Архипелаг ГУЛаг
Шрифт:
Мало мы знали о нём! Он не любил говорить о своём прошлом в МВД - ни о чинах, ни о должностях, ни о сути работы - обычная "стеснительность" бывших эмведистов. А шинель на нем была как раз такая сизая, как описывают авторы "Беломорканала", и не приходило ему в голову даже в лагере выпороть голубые канты из кителя и брюк. Года за два его сидки ему видимо еще не пришлось столкнуться с настоящим лагерным хайлом, почуять бездну Архипелага. Наш-то лагерь ему конечно дали по выбору: его квартира была от лагеря всего в нескольких троллейбусных остановках, где-то на Калужской площади. И, не осознав донышка, как же враждебен он своему нынешнему окружению, он в комнате иногда проговаривался: то высказывал близкое знание Круглова (тогда еще - не министра), то Френкеля, то - Завенягина, всё крупных гулаговских чинов. Как-то упомянул, что в войну руководил постройкой большого участка железной дороги Сызрань-Саратов, это значит во френкелевском ГУЛЖэДээсе. Что могло значить - руководил? Инженер он был никакой. Значит, начальник лагерного управления? Клейнмихель, душечка? И вот с такой высоты больновато грохнулся до уровня почти простого арестанта. У него была 109-я статья, для МВД это значило - взял не по чину. Дали 7 лет, как своему (значит, хапанул на все двадцать). По сталинской амнистии ему уже сбросили половину оставшегося, предстояло еще два года с небольшим. Но он страдал - страдал, как от полной десятки.
Единственное окно нашей комнаты выходило на Нескучный сад. Совсем невдали от окна и чуть пониже колыхались вершины деревьев. Всё сменялось тут: мятели, таяние, первая зелень. Когда Павел Николаевич ничем в комнате не был раздражен и умеренно грустен, он становился у окна и, глядя на парк, напевал негромко, приятно:
"О, засни моё сердце глубоко!
Не буди, не пробудишь, что' было..."
Вот поди ж ты!
– вполне приятный человек в гостиной. А сколько арестантских братских ям он оставил вдоль своего полотна!..

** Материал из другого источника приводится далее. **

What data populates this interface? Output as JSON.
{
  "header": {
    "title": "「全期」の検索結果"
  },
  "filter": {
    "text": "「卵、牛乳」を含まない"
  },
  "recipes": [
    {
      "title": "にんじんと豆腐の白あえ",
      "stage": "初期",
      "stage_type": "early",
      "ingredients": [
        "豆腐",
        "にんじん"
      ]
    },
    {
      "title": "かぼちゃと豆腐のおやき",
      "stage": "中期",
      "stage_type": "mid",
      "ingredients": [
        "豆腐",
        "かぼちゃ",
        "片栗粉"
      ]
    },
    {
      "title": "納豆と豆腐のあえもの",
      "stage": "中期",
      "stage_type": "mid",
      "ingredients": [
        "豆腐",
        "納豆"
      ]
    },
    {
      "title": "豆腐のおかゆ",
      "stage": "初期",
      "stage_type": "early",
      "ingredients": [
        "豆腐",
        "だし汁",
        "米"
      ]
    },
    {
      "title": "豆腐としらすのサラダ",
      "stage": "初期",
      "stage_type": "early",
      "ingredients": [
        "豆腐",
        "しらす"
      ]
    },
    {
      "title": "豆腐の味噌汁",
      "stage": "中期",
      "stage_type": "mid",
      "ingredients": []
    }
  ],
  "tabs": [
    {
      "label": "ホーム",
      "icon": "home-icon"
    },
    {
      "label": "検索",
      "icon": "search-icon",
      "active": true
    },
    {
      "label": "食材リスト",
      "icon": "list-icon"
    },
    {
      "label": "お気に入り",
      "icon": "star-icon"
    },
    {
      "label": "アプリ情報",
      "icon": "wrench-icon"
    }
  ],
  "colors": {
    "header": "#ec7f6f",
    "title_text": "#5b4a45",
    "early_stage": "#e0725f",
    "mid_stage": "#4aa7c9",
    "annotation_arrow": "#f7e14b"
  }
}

Уголок Нескучного, обращенный к нашей зоне, отгораживался пригорками от гуляющих и был укромен - был бы, если не считать, что из наших окон смотрели мы, бритоголовые. На 1-е мая какой-то лейтенант завёл сюда, в укрытие, свою девушку в цветном платьи. Так они скрылись от парка, а нас не стеснялись, как взгляда кошки или собаки. Пластал офицер свою подружку по траве, да и она была не из застенчивых.
"Не зови, что' умчалось далеко,
Не люби, что' ты прежде любило."
Вообще наша комнатка была как смоделирована. Эмвэдист и генерал полностью нами управляли. Только с их разрешения мы могли пользоваться электроплиткой (она была народная), когда они её не занимали. Только они решали вопрос: проветривать комнату или не проветривать, где ставить обувь, куда вешать штаны, когда замолкать, когда спать, когда просыпаться. В нескольких шагах по коридору была дверь в большую общую комнату, там бушевала республика, там "в рот" и "в нос" слали все авторитеты, - здесь же были привилегии, и, держась за них, мы тоже должны были всячески соблюдать законность. Слетев в ничтожные маляры, я был бессловесен: я стал пролетарий и в любую минуту меня можно было выбросить в общую. Крестьянин Прохоров, хоть и считался "бригадиром" производственных придурков, но назначен был на эту должность именно как прислужник - носить хлеб, носить котелки, объясняться с надзирателями и дневальными, словом делать всю грязную работу (это был тот самый мужик, который кормил двух генералов). Итак, мы вынужденно подчинялись диктаторам. Но где же была и на что смотрела великая русская интеллигенция?
Доктору Правдину (я ведь и фамилию не выдумываю!), невропатологу, врачу лагучастка, было семьдесят лет. Это значит, революция застала его уже на пятом десятке, сложившимся в лучшие годы русской мысли, в духе совестливости, честности и народолюбия. Как он выглядел! Огромная маститая голова с серебряной качающейся сединой, которой не дерзала касаться лагерная машинка (льгота от начальника санчасти). Портрет украсил бы обложку лучшего в мире медицинского журнала! Никакой стране не зазорно было бы иметь такого министра здравохранения! Крупный, знающий себе цену, нос внушал полное доверие к его диагнозу. Почтенно-солидны были все его движения. Так объёмен был доктор, что на одинарной металлической кровати почти не помещался, вывисал из нее.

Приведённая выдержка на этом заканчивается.